PENUMBRA WORKSPACE PROGRAM | NYC | 2020


Adama Delphine Fawundu

Adama Delphine Fawundu uses photography to explore the spiritual, cultural, and ideological pre-colonial ways of being. Her most recent installation, The Sacred Star of Isis and Other Stories created an environment manifesting conversations between African deities and the diaspora. At the Penumbra Foundation, Fawundu will produce a project I Am Nomoli Am I consisting of large-scale self-portraits for her next solo exhibition. Fawundu’s extensive ongoing research into African Diasporic cultures and in particular beauty, masks, identity and adornment, among other themes, excited the jury and we look forward to seeing what Fawundu produces.

–Odette England (Artist & Educator, Member of the 2020 Jury).

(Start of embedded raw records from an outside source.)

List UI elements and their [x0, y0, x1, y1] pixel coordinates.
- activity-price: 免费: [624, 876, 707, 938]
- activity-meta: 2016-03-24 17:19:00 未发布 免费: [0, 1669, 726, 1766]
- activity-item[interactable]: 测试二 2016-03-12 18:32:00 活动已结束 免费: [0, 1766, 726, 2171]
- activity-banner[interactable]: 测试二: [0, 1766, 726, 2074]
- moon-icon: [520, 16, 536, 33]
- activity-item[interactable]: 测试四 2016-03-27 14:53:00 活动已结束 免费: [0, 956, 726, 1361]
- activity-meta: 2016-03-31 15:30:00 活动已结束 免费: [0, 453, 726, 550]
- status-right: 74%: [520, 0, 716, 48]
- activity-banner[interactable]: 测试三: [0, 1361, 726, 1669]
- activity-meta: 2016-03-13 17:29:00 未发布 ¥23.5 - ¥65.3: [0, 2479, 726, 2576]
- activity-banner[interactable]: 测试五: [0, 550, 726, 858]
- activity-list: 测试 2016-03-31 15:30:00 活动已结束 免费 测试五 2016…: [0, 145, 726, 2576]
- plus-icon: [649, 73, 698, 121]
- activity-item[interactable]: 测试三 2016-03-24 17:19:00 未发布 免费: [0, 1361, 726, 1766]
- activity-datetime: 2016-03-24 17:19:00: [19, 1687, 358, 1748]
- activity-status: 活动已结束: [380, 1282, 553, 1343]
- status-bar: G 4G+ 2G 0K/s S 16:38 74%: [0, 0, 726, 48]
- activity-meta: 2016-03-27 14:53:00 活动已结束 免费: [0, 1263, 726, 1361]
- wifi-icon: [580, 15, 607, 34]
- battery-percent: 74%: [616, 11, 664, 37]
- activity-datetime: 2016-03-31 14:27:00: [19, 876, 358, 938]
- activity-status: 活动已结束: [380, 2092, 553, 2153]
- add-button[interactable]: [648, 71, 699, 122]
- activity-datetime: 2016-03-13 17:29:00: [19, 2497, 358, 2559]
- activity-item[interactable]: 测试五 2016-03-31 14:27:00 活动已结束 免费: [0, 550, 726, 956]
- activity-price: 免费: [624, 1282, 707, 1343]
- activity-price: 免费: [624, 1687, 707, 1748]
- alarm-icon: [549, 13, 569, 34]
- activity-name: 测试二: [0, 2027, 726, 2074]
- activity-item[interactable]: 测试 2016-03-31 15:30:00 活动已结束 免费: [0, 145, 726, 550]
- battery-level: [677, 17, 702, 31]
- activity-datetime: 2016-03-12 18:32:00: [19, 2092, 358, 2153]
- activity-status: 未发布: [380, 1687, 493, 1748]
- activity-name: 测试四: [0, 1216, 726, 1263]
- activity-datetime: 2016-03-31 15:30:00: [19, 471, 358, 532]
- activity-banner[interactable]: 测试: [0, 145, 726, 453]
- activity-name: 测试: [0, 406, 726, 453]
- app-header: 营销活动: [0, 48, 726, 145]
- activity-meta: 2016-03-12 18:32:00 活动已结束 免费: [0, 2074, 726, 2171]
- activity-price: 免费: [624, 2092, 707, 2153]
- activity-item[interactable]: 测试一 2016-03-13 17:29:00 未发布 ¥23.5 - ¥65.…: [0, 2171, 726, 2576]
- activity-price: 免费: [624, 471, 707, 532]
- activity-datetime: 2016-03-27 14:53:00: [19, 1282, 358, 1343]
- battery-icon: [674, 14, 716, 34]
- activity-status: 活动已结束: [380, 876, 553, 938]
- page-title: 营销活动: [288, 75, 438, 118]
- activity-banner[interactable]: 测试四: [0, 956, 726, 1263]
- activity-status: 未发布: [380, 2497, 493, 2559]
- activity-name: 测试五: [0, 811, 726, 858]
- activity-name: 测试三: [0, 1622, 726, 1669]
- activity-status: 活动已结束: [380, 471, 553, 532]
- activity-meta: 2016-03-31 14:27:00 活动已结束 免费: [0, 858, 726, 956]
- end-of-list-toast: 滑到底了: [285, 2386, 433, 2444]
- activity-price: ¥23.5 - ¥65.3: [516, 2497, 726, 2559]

Image © Adama Delphine Fawundu. Courtesy of the artist.

[… ] My obsession stems from an inner desire to trace layers of complex and distorted histories, and uncover personal and universal cultural patterns that are present within myself, the African Diaspora, and the larger human experience. Although, it is impossible to make perfect sense out of the pure pre-colonial identities living within my psyche, I persist on this never ending journey using myself as the main character in most of my works. [ …]
— Adama Delphine Fawundu

Adama Delphine Fawundu is photographer and visual artist born in Brooklyn, NY to parents from Sierra Leone and Equatorial Guinea, West Africa. With over fifteen years experience working as a photographer, Fawundu enhanced her studio practice and completed her MFA in Visual Arts from Columbia University in 2018. In recognition of her artistic practice, Ms. Fawundu received the Rema Hort Mann Emerging Artist Award, was named one of OkayAfrica’s 100 Women making an impact on Africa and its Diaspora and included in the Royal Photographic Society’s (UK) Hundred Heroines, in 2018. Ms. Fawundu’s other awards include, New York Foundation of the Arts Photography Fellow, Brooklyn Art Council Grant, Open Society Foundation Community Fellow, the Brooklyn Historical Society Community Initiative Grant, BRIC Workspace Artist-in-Residence. Ms. Fawundu has exhibited internationally, with solo shows in 2019 at the African American Museum in Philadelphia and Crush Curatorial gallery in Chelsea, NYC. Ms. Fawundu’s works can be found in the private and public collections such as the Brooklyn Museum of Art, The Brooklyn Historical Society, The Norton Museum of Art, Corridor Art Gallery, The David C. Driskell Center at the University of Maryland and The Museum of Contemporary Art at the University of São Paulo, Brazil.